La bonne nouvelle à tout ça, c’est qu’il ne restait plus que deux pirates. La mauvaise ? C’est quand criant comme un putois Raygon venait d’alerter les derniers ennemis à leurs trousses. Les deux adversaires revinrent sur leurs pas en courant, l’un envoya un coude dans les côtes de l’autre.
« Je rêve où ils sont de mèche ces deux gamins ? » Raygon s’épousseta en sifflotant, mais il n’y avait plus grand chose à sauver dans la façade. Pour cette fois les deux « gamins » allaient devoir faire front commun. Et si Raygon n’avait aucune confiance en la jeune femme, il ne pouvait pas affronter à la fois les pirates et l’archère rebelle s’il voulait rester en vie.

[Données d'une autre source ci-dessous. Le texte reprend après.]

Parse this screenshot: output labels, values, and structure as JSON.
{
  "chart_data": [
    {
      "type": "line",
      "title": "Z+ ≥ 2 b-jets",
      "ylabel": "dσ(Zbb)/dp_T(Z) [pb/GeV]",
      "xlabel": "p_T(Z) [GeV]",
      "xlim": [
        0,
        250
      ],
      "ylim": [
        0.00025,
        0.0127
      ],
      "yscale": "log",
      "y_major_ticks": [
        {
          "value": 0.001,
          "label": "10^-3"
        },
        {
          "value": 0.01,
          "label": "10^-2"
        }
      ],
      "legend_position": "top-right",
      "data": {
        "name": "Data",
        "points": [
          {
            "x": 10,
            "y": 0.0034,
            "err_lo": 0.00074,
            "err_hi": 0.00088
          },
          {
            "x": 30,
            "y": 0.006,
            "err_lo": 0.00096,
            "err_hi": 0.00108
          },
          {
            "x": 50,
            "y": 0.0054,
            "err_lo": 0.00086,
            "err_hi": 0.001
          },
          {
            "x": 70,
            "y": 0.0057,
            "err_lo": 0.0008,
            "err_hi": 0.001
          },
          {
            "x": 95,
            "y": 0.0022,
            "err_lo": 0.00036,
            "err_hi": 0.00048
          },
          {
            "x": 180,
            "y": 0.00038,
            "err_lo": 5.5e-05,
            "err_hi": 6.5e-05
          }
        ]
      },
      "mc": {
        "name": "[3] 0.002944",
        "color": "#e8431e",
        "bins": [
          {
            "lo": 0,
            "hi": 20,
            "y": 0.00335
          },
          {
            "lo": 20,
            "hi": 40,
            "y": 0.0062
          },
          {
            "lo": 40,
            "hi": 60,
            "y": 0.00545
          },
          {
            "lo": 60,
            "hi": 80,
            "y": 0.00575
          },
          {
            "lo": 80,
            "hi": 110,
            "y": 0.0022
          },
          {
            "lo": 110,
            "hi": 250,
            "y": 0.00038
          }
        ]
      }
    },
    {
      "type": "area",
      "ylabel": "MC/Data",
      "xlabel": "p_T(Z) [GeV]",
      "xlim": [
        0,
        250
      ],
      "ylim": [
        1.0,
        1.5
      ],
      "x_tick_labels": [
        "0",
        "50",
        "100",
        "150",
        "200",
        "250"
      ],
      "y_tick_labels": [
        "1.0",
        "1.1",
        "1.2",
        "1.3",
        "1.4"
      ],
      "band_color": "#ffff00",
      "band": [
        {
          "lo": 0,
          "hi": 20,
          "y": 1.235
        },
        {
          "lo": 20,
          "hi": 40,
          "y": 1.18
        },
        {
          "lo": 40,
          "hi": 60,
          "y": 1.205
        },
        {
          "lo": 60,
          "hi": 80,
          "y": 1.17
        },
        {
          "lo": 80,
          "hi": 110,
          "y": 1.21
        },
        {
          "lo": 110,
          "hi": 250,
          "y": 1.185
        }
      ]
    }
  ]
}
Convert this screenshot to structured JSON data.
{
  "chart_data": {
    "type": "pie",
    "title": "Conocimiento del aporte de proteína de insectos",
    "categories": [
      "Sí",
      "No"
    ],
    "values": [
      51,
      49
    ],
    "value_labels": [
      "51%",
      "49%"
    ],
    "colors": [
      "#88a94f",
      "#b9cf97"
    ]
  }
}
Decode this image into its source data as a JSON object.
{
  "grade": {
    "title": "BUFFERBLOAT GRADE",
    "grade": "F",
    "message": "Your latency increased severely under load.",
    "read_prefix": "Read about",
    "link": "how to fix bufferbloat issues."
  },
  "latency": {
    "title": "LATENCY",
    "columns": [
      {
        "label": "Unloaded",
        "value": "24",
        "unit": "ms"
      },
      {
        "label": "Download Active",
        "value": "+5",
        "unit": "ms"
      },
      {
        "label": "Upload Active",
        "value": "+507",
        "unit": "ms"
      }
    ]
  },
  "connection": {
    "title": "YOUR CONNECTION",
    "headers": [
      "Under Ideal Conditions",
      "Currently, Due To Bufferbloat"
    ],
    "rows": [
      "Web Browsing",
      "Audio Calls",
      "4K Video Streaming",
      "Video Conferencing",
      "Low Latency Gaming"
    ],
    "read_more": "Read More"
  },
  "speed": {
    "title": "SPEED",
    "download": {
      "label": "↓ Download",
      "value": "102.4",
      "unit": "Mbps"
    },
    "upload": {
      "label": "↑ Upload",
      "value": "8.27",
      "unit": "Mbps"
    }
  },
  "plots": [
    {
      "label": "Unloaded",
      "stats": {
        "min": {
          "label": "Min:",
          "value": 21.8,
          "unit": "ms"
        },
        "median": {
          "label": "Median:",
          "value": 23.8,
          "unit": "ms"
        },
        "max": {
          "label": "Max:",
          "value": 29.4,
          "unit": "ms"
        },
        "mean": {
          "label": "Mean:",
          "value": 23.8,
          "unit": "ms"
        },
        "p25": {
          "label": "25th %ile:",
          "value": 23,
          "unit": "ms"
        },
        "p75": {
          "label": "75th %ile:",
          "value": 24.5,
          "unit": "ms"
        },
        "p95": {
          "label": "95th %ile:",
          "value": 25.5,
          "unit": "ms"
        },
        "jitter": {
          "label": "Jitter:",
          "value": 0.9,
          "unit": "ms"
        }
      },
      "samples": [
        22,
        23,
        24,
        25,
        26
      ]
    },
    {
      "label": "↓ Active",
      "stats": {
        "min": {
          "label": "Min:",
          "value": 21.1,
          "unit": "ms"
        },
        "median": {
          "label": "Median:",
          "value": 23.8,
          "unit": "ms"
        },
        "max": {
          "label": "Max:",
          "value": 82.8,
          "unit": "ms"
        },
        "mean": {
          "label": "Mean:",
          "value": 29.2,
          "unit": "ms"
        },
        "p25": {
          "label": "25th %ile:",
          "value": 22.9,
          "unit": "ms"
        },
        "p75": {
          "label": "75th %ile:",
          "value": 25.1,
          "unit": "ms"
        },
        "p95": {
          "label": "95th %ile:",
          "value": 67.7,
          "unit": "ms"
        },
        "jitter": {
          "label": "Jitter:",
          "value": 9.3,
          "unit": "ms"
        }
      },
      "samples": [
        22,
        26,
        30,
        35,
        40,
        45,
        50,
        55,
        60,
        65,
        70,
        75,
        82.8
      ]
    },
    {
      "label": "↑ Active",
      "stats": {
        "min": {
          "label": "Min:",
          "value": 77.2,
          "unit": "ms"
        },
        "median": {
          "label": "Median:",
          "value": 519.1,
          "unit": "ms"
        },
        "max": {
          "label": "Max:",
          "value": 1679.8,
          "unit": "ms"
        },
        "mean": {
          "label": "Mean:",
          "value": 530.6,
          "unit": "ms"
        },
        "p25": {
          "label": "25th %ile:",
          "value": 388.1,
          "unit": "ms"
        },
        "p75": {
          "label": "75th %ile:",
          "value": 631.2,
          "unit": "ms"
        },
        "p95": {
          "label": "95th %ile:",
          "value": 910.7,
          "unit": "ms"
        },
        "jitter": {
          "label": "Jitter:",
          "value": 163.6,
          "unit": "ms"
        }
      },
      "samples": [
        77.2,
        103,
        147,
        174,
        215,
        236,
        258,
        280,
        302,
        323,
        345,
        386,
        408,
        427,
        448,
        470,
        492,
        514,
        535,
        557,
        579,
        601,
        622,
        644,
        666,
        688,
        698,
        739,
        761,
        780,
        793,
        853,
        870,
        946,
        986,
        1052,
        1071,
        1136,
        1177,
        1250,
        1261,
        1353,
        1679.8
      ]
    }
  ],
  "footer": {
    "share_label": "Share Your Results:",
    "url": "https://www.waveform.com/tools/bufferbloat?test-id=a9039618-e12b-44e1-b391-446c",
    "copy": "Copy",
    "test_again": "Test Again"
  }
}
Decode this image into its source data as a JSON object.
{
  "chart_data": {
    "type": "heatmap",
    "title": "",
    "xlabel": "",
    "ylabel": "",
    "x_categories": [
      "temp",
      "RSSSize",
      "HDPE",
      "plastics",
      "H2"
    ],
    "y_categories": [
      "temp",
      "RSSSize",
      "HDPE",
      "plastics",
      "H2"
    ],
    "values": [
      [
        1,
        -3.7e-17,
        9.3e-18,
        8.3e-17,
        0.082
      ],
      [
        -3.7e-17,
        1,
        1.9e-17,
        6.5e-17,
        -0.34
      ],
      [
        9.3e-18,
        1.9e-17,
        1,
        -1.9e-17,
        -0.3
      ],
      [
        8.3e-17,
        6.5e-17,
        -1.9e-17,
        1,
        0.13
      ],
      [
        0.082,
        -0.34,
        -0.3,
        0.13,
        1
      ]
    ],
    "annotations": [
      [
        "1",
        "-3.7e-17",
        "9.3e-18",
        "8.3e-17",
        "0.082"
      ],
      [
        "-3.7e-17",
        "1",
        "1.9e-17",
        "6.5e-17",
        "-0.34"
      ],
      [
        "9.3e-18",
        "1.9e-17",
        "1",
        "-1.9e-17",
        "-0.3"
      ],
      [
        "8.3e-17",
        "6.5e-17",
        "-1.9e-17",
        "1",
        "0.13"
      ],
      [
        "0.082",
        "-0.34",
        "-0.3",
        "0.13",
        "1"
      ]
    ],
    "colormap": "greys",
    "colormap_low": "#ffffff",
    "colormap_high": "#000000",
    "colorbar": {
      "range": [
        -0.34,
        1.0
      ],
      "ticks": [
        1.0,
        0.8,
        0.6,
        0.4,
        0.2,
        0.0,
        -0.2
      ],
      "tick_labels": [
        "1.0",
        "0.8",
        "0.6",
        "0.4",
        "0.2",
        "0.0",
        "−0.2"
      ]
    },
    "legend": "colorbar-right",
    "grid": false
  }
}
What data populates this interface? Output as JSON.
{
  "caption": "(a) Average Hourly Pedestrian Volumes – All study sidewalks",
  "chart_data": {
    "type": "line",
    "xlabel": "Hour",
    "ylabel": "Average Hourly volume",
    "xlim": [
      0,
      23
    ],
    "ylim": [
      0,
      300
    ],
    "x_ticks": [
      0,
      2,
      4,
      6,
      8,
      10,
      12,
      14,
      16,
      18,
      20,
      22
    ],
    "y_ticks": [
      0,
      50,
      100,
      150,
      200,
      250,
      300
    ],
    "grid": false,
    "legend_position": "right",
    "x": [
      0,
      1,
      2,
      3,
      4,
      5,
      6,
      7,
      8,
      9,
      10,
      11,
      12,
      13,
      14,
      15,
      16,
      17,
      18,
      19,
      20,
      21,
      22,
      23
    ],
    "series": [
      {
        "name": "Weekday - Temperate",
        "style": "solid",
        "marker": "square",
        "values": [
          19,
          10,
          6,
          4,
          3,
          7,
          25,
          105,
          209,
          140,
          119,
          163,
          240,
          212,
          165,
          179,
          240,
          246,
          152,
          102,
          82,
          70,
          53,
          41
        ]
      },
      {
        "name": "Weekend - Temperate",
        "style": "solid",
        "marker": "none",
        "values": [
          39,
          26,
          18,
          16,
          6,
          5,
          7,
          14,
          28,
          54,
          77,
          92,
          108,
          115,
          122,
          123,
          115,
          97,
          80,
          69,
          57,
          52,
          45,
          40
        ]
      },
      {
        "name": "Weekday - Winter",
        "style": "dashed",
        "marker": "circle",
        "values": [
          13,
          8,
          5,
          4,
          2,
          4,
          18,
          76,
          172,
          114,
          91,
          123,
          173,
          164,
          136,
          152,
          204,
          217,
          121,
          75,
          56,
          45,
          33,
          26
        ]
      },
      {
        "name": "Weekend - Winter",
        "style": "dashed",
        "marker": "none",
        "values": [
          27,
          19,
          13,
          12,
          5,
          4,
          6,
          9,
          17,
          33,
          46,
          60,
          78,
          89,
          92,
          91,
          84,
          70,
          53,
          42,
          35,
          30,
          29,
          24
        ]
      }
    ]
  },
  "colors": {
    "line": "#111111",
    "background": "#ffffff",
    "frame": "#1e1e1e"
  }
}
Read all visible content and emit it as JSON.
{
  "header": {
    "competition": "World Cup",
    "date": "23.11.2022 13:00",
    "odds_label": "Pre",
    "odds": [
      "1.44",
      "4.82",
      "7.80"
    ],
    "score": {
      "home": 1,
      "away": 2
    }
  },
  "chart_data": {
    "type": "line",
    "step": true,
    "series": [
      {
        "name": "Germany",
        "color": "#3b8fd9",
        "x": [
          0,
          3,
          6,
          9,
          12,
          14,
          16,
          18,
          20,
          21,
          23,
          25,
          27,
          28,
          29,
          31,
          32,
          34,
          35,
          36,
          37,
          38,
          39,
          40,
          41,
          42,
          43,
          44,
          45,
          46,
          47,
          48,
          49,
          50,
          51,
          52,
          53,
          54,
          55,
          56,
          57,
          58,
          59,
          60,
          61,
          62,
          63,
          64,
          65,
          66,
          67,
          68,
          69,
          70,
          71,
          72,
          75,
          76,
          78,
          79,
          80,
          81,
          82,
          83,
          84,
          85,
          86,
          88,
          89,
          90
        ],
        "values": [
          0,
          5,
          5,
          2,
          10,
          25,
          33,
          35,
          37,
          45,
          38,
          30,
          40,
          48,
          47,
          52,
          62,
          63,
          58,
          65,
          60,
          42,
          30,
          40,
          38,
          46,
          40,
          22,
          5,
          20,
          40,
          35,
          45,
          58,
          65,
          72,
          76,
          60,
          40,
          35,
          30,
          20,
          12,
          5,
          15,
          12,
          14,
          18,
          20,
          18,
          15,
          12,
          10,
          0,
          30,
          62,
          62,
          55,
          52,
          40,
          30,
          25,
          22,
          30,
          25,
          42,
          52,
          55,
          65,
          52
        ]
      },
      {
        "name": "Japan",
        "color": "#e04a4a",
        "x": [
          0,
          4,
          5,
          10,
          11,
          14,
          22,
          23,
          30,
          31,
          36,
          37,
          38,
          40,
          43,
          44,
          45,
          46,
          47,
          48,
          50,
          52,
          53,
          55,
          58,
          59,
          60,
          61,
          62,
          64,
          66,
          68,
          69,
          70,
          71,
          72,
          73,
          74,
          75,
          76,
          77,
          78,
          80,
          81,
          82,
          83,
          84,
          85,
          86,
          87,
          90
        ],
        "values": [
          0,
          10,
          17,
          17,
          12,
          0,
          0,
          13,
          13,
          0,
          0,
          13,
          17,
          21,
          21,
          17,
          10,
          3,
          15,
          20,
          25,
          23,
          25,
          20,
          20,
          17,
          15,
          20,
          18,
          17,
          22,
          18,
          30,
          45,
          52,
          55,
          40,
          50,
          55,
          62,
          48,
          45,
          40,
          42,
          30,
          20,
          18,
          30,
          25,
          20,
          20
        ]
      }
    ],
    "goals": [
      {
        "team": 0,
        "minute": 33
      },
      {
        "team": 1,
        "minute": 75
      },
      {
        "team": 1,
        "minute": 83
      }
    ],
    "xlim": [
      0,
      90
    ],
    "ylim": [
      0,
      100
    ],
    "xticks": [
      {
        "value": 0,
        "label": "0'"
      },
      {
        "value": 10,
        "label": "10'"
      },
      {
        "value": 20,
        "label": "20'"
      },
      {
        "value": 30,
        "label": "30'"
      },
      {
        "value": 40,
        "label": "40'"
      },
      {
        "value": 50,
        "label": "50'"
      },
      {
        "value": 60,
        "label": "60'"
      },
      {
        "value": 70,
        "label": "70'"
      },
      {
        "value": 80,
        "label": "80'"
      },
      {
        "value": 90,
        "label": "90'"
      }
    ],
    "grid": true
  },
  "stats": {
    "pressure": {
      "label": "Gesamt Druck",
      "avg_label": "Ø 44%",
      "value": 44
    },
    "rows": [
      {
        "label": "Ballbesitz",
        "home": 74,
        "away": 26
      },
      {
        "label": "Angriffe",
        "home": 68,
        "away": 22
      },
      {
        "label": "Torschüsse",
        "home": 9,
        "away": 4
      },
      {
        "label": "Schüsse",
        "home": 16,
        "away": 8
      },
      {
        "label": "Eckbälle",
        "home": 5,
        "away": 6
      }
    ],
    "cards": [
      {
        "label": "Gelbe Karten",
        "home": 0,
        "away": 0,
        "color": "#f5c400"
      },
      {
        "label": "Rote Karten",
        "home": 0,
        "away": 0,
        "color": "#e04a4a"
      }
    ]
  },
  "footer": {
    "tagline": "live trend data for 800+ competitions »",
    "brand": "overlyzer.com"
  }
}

« Pas d’coups tordus pendant dix minutes t’en es capable ? » lança t-il à la jeune femme avec un sourire ironique. Il n’eut pas le temps d’entendre sa réponse car déjà les deux pirates s’élançaient sur eux en criant. Un chacun comme c’était pratique ! D’un mouvement lest, Raygon laissa le pirate s’abattre sur lui, l’entrainant dans sa chute. Au moment où son dos heurta le sol il s’arrondit tel un chat et fit passer son adversaire au dessus de lui, rentrant la tête pour la protéger du poids du pirate. Son ennemi s’aplatit lourdement au sol et le garçon en profita pour l’y maintenir de toute sa masse en s’asseyant sur son torse. J’ai dit de toute sa masse ? La barrique sous lui le renversa dans un puissant grognement et vint placer ses mains autour de son cou. Raygon vit rouge tandis que le pirate serrait, serrait… Trente six chandelles plus des papillons aux couleurs d’un kaléidoscope commencèrent à voleter dans son champ de vision. Il allait mourir étranglé. Comment tout cela avait commencé déjà ? Ah oui, il avait eu la mauvaise idée de confondre une jeune femme avec un buisson ! Comme quoi, la vie tenait vraiment qu'à une épine.